When you nominate a place to the National Register, you have to argue for its significance according to one of a small number of criteria. My nominations almonst always fell under the Historic Significance criterion, which included both Great Men type buildings and structures that demonstrated something about the minimally-documented history of a community. So I nominated a whip factory. A mine headframe. A jail. A four-room schoolhouse. A handful of rail depots. The remnant buildings of a brewery.
All of these buildings’ significance depended on the stories they told, and none of those stories were about Great Men. They were about normal, sometimes anonymous people who did normal things that shaped the places they cared about, and were still shaping them 75 or 100 or 150 years later.
They were the ones who moved a place forward, who made the impact. Not just the local equivalent of the Great Men.
A lot of us have been feeling frustrated and ineffective over the past month+, as policies pass that hurt people we care about, and legal decisions don’t go the way we wanted them to, and people get put in charge who we don’t think should have responsibility for anything. And we can protest and fight and argue and lobby, but at the end of the day our ability to turn the massive ocean liner we find ourselves on is pretty limited.
The Big Stuff matters, but so does the little stuff. The things we can build in the places we care about.

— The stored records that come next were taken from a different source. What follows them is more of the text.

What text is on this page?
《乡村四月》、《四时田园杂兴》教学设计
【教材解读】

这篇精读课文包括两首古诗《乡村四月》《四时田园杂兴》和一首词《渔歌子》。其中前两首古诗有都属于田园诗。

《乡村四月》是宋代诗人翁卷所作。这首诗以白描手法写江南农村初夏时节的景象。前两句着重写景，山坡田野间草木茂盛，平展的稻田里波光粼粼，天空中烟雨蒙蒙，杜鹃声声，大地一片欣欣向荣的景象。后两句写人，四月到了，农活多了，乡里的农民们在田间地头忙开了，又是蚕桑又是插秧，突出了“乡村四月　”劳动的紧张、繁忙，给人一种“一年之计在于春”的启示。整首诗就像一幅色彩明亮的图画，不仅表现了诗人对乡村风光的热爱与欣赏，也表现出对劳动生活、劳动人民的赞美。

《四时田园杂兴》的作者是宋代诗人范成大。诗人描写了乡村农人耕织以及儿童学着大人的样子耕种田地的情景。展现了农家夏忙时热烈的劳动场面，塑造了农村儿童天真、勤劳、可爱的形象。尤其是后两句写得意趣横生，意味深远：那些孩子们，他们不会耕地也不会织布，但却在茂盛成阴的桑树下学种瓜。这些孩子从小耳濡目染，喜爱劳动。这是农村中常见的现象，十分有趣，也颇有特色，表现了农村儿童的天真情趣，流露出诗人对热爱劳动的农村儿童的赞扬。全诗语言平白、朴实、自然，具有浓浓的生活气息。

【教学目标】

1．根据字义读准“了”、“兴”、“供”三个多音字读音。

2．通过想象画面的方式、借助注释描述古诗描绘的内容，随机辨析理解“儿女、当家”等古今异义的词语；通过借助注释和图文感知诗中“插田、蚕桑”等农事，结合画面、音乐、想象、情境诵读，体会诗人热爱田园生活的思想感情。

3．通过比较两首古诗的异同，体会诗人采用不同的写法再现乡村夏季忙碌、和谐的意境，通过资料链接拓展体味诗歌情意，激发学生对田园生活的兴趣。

Sometimes when I researched those nominations, I learned that an otherwise nondescript place was a local eddy in a national tide of change. Sometimes I learned that the place was part of developing something important, like how to build better silos for storing cattle feed, which led to the year-round commercial supply of milk that most of us take for granted. And sometimes I learned that the place was just a local place, one that mattered to the people who lived in it or passed it, and nothing much more than that.
But in all of those places, they mattered. Mattered enough that state and national agencies decided to give them a special designation.

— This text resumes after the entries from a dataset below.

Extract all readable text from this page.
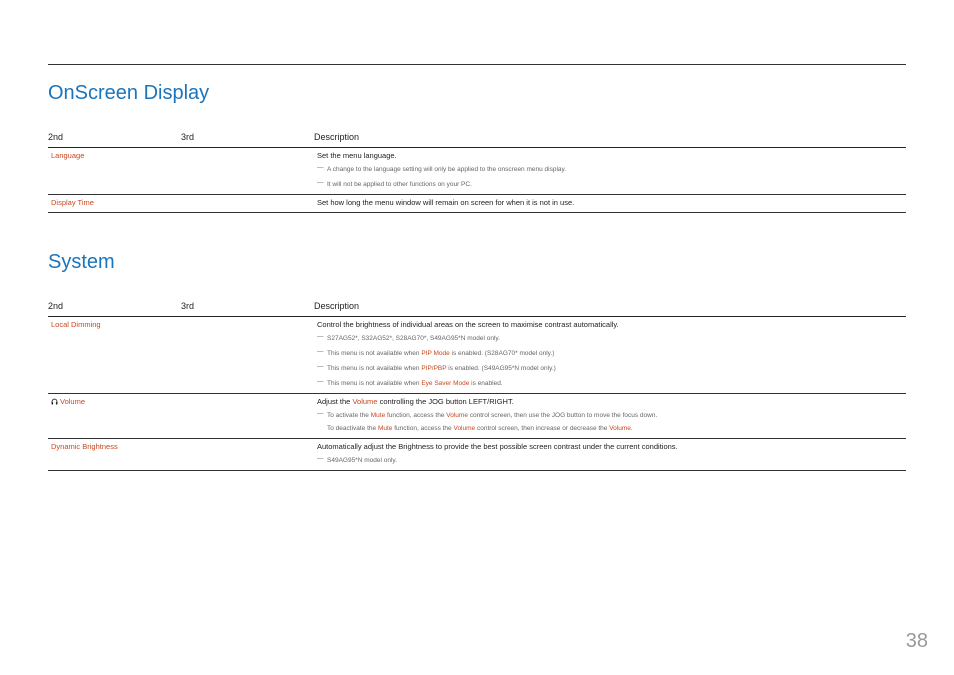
OnScreen Display
2nd	3rd	Description
Language	Set the menu language.
― A change to the language setting will only be applied to the onscreen menu display.
― It will not be applied to other functions on your PC.
Display Time	Set how long the menu window will remain on screen for when it is not in use.
System
2nd	3rd	Description
Local Dimming	Control the brightness of individual areas on the screen to maximise contrast automatically.
― S27AG52*, S32AG52*, S28AG70*, S49AG95*N model only.
― This menu is not available when PIP Mode is enabled. (S28AG70* model only.)
― This menu is not available when PIP/PBP is enabled. (S49AG95*N model only.)
― This menu is not available when Eye Saver Mode is enabled.
Volume	Adjust the Volume controlling the JOG button LEFT/RIGHT.
― To activate the Mute function, access the Volume control screen, then use the JOG button to move the focus down.
To deactivate the Mute function, access the Volume control screen, then increase or decrease the Volume.
Dynamic Brightness	Automatically adjust the Brightness to provide the best possible screen contrast under the current conditions.
― S49AG95*N model only.
38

National news aside, we’re in a time of year when those of you who are working on making the places you care about better…. are probably really burned out. We have too many end-of-year deadlines, too many grants that require too many stupid attachments, too many people who just want One More Thing, and all of that on top of the parties and the special events and the ho-ho-hoing that we’re also supposed to do. It’s a burnout tornado.

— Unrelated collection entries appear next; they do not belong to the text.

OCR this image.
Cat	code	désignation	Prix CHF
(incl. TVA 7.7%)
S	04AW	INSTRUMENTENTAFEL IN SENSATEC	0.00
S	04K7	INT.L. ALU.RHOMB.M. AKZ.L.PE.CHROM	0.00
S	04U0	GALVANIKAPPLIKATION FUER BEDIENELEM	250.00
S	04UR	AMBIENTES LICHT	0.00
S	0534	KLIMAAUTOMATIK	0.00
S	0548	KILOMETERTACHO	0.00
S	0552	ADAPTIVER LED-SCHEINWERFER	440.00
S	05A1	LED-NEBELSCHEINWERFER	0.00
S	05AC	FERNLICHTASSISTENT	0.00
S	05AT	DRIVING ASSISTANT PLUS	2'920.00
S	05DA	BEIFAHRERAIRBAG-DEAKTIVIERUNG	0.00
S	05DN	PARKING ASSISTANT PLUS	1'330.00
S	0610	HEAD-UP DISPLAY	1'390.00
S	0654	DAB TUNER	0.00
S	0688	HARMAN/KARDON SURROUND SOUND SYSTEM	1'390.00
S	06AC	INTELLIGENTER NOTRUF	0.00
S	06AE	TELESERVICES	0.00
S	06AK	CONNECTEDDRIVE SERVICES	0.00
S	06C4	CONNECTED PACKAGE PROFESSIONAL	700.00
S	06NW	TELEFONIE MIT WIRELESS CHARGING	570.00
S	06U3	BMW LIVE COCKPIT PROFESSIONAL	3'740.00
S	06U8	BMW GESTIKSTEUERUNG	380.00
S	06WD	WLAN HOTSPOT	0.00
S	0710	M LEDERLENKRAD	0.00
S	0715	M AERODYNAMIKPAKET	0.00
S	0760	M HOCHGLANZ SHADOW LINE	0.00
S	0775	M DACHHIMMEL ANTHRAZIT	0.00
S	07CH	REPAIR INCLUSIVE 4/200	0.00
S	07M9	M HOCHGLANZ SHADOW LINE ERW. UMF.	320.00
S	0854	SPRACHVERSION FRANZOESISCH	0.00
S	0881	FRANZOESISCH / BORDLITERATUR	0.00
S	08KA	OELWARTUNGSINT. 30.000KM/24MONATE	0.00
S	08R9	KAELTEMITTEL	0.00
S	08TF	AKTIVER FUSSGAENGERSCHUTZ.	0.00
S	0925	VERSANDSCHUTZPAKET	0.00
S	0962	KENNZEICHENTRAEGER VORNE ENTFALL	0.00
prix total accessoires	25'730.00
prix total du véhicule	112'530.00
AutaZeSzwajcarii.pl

The Live I did on Thursday was about rest as a Future-Ready skill. And a necessity, especially for our brains, which we demand so much of anymore. And even when we feel guilty about the burnout, because we imbibed this Industrial Era idea that we should just run like machines, we still burn out. So if you’re just trying to drag yourself through to the end of next week or the 24th or whenever you anticipate finally getting a break, I get it.
But I think it’s worth remembering that what you do for your community matters. It matters a whole lot, in ways that you won’t always know right now. What you do might eventually help move a nation, or it might just fill a gap where you are.
And 75 or 100 or 150 years from now, perhaps someone will be looking at your work and showing others just how impactful it really was.